One with Jesus—so one with Him that the branch is not more one with the
vine than we are a part of the Lord, our Saviour, and
our Redeemer! While we rejoice in this, let us remember that those who are made
partakers of the divine nature will manifest their high and holy relationship
in their intercourse with others, and make it evident by their daily walk and
conversation that they have escaped the corruption that is in the world through
lust. O for more divine holiness of life!
Evening
"Am I a
sea, or a whale, that Thou settest a watch over
me?"—Job 7:12.
This was a strange question
for Job to ask of the Lord. He felt himself to be too insignificant to be so
strictly watched and chastened, and he hoped that he was not so unruly as to
need to be so restrained. The enquiry was natural from one surrounded with such
insupportable miseries, but after all, it is capable of a very humbling answer.
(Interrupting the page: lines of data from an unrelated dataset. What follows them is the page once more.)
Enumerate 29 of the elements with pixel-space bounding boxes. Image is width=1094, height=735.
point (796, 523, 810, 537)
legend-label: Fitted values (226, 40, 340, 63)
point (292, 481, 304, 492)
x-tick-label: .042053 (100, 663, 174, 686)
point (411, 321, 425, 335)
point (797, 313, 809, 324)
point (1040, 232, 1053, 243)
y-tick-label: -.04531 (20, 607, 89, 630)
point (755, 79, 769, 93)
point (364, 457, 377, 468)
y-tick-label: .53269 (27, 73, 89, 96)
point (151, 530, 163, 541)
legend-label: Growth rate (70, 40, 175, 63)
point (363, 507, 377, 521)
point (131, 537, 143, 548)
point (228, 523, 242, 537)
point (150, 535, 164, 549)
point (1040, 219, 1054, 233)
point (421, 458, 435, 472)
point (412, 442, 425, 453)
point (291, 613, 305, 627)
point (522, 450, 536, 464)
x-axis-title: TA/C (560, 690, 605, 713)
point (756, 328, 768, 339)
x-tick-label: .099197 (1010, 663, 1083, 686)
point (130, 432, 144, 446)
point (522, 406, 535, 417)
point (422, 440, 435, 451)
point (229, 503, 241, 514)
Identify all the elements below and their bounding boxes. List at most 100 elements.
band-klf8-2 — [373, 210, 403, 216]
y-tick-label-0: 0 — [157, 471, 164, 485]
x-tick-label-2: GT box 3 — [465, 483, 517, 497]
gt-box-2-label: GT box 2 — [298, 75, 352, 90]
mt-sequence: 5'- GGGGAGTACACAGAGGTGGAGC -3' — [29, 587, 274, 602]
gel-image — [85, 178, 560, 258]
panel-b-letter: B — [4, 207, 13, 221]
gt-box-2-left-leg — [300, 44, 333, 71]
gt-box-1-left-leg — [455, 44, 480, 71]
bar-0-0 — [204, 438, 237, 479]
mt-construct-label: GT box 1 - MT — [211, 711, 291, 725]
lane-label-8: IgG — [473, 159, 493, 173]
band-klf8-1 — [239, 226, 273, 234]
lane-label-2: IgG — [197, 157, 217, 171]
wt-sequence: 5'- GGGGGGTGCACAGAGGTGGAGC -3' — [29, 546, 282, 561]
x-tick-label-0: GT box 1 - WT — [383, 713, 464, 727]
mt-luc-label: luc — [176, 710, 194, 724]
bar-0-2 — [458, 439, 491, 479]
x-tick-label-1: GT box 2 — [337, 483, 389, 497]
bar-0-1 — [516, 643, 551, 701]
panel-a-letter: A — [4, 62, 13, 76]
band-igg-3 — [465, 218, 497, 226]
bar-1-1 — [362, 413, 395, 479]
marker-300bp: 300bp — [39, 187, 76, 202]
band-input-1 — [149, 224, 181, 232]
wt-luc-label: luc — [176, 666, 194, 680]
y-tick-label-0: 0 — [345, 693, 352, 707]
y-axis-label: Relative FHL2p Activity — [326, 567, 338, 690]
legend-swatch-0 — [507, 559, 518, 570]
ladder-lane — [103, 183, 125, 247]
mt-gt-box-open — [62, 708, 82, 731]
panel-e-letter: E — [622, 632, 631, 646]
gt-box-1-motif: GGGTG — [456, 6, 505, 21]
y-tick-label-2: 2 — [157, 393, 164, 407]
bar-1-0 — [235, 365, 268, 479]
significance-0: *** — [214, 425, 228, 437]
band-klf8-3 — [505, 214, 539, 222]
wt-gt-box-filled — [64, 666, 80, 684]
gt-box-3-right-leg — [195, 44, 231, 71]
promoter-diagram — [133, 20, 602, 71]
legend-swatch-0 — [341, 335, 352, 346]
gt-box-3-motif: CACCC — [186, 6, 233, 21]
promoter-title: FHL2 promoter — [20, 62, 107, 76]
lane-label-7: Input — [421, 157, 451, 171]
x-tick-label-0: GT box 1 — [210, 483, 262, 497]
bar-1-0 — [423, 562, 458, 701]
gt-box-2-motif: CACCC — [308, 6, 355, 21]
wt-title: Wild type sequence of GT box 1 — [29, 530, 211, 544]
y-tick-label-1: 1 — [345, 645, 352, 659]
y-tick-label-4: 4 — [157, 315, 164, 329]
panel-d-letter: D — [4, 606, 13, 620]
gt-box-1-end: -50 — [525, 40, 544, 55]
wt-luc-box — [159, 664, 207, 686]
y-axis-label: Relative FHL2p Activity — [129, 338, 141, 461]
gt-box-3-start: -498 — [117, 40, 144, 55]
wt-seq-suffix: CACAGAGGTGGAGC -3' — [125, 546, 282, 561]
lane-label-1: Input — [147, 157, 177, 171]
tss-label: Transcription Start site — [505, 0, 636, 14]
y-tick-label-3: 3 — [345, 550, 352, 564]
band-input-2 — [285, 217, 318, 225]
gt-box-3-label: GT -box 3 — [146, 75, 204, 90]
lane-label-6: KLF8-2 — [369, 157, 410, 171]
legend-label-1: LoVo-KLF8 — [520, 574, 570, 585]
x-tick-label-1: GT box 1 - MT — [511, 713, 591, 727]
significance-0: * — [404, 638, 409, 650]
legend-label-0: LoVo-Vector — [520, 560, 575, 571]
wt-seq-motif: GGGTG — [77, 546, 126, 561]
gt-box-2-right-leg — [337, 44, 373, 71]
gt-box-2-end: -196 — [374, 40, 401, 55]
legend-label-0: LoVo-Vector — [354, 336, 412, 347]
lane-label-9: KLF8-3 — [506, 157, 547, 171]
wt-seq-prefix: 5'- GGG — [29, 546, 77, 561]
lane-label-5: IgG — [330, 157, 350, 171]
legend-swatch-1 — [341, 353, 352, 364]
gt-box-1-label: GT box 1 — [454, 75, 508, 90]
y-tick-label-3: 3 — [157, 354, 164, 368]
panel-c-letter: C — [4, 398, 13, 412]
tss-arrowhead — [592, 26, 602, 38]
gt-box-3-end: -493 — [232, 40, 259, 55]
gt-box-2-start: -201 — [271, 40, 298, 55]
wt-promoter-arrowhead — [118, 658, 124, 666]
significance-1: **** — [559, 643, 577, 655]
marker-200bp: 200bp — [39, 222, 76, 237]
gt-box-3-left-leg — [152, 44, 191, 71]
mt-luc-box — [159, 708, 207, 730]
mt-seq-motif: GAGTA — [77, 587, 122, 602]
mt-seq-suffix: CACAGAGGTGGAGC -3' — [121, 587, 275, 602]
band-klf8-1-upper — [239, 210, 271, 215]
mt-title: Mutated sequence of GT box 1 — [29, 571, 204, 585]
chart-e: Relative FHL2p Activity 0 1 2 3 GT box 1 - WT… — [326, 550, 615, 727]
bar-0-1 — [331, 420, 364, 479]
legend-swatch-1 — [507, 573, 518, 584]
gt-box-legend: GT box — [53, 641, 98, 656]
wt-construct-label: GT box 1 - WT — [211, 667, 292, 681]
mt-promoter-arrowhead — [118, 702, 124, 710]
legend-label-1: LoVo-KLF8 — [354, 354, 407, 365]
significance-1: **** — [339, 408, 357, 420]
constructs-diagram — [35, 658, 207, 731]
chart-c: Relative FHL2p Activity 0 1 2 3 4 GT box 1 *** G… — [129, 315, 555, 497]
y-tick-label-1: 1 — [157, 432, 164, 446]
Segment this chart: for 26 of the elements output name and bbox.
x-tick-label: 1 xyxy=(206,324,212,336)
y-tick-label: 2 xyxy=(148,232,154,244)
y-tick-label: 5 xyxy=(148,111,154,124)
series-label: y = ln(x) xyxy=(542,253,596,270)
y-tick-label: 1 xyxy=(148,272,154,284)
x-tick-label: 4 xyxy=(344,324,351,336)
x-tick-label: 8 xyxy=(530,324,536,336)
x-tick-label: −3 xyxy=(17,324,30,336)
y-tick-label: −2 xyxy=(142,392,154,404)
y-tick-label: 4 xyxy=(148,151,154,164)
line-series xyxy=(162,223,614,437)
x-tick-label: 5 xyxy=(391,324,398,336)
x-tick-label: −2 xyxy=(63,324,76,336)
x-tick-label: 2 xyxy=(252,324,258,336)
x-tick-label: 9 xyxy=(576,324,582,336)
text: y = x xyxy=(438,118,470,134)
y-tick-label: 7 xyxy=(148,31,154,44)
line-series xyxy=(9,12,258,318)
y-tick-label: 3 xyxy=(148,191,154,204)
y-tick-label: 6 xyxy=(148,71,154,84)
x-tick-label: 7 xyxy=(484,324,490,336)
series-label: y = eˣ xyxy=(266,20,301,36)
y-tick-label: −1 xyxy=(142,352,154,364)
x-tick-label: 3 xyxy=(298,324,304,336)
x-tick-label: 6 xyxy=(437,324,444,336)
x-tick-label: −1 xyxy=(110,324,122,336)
It is true man is not the sea, but he is even more troublesome and unruly. The
sea obediently respects its boundary, and though it be
but a belt of sand, it does not overleap the limit. Mighty as it is, it hears
the divine hitherto, and when most raging with tempest it respects the
word; but self-willed man defies heaven and oppresses earth, neither is there
any end to this rebellious rage. The sea, obedient to the moon, ebbs and flows
with ceaseless regularity, and thus renders an active as well as a passive
obedience; but man, restless beyond his sphere, sleeps within the lines of
duty, indolent where he should be active. He will neither come nor go at the
divine command, but sullenly prefers to do what he should not, and to leave
undone that which is required of him. Every drop in the ocean, every beaded
bubble, and every yeasty foam-flake, every shell and pebble, feel the power of
law, and yield or move at once. O that our nature were
but one thousandth part as much conformed to the will of God! We call the sea
fickle and false, but how constant it is! Since our fathers' days, and the old
time before them, the sea is where it was, beating on the same cliffs to the
same tune; we know where to find it, it forsakes not its bed, and changes not
in its ceaseless boom; but where is man-vain, fickle man? Can the wise man
guess by what folly he will next be seduced from his obedience? We need more
watching than the billowy sea, and are far more rebellious. Lord, rule us for Thine own glory. Amen.